There was support for rescue PCI and systematic and early PCI after fibrinolysis, but no support for fibrinolysis-facilitated PCI compared with primary PCI alone.

The review addressed a clear question that was defined in terms of the participants, intervention, outcomes and study design. Several relevant sources were searched and attempts were made to minimise publication bias. It was not clear whether any language restrictions had been applied, thus the potential for language bias could not be assessed. Only RCTs were included, but study validity was not assessed and so the results from these studies and any synthesis might not be reliable. Methods were used to minimise reviewer errors and bias at the study selection and data extraction stages of the review.
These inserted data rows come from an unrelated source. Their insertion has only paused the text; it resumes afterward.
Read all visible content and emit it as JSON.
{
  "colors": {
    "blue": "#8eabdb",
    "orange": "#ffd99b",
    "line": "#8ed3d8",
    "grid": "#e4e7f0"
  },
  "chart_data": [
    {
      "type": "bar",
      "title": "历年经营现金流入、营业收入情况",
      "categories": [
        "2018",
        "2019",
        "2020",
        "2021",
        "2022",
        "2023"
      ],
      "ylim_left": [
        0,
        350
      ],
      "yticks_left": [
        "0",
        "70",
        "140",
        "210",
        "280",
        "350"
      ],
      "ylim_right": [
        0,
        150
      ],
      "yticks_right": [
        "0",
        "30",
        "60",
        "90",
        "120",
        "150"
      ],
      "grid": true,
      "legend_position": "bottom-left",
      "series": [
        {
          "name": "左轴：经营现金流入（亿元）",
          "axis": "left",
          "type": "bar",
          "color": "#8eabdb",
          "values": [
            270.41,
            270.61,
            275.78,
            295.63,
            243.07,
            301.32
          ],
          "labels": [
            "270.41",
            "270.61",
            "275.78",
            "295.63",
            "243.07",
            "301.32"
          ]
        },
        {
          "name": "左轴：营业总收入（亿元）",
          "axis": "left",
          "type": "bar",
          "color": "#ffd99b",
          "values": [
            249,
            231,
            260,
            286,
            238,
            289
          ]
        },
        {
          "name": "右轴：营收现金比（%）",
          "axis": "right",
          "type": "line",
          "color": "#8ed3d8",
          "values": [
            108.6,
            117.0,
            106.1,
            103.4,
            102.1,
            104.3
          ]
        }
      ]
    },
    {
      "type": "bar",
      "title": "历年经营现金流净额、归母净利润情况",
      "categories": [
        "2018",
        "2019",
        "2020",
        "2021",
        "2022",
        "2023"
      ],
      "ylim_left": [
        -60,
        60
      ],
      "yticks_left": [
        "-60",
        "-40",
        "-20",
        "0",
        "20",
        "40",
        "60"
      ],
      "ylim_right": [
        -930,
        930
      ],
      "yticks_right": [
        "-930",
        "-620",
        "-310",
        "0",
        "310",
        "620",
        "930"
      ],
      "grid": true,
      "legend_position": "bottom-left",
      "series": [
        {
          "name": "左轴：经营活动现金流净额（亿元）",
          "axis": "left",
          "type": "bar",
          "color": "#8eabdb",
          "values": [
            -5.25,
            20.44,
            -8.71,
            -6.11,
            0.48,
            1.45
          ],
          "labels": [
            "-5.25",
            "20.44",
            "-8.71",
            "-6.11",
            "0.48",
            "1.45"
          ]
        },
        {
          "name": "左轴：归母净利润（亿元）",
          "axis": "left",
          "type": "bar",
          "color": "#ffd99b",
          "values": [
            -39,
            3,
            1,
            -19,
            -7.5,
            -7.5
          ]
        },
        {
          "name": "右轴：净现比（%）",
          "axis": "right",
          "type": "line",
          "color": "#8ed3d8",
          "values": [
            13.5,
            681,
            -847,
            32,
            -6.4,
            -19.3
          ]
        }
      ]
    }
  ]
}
The studies were appropriately combined in meta-analyses, statistical heterogeneity was assessed, and differences between the studies were explored and discussed. Apart from the lack of an assessment of study validity, the review was well-conducted and clearly presented. Although the authors' conclusion appears to follow from the results presented, the absence of an assessment of study validity makes it difficult to confidently assess the reliability of the review.

Practice: The authors stated that all patients with failed fibrinolysis (persistent chest pain and/or lack of resolution of ST-segment elevation 60 to 90 minutes after starting administration) should proceed to catheterisation without delay; that systematic catheterisation with stent-PCI within 24 hours of thrombolysis improves outcomes compared with a noninvasive watchful waiting strategy; and that fibrinolysis cannot be recommended as a facilitating strategy for PCI. These findings suggest the need for a network organisation to provide rapid access to facilities for cardiac catheterisation. In addition, they stated that it appears reasonable to recommend immediate and systematic routine angiography in patients with large myocardial infarctions.

Research: The authors state the need for further research to evaluate the safety of rescue PCI for failed fibrinolysis and early (less than 24 hours) PCI, regardless of success of fibrinolysis, and to evaluate the benefits of concomitant treatment with glycoprotein IIb/IIIa inhibitors.

This is a critical abstract of a systematic review that meets the criteria for inclusion on DARE. Each critical abstract contains a brief summary of the review methods, results and conclusions followed by a detailed critical assessment on the reliability of the review and the conclusions drawn.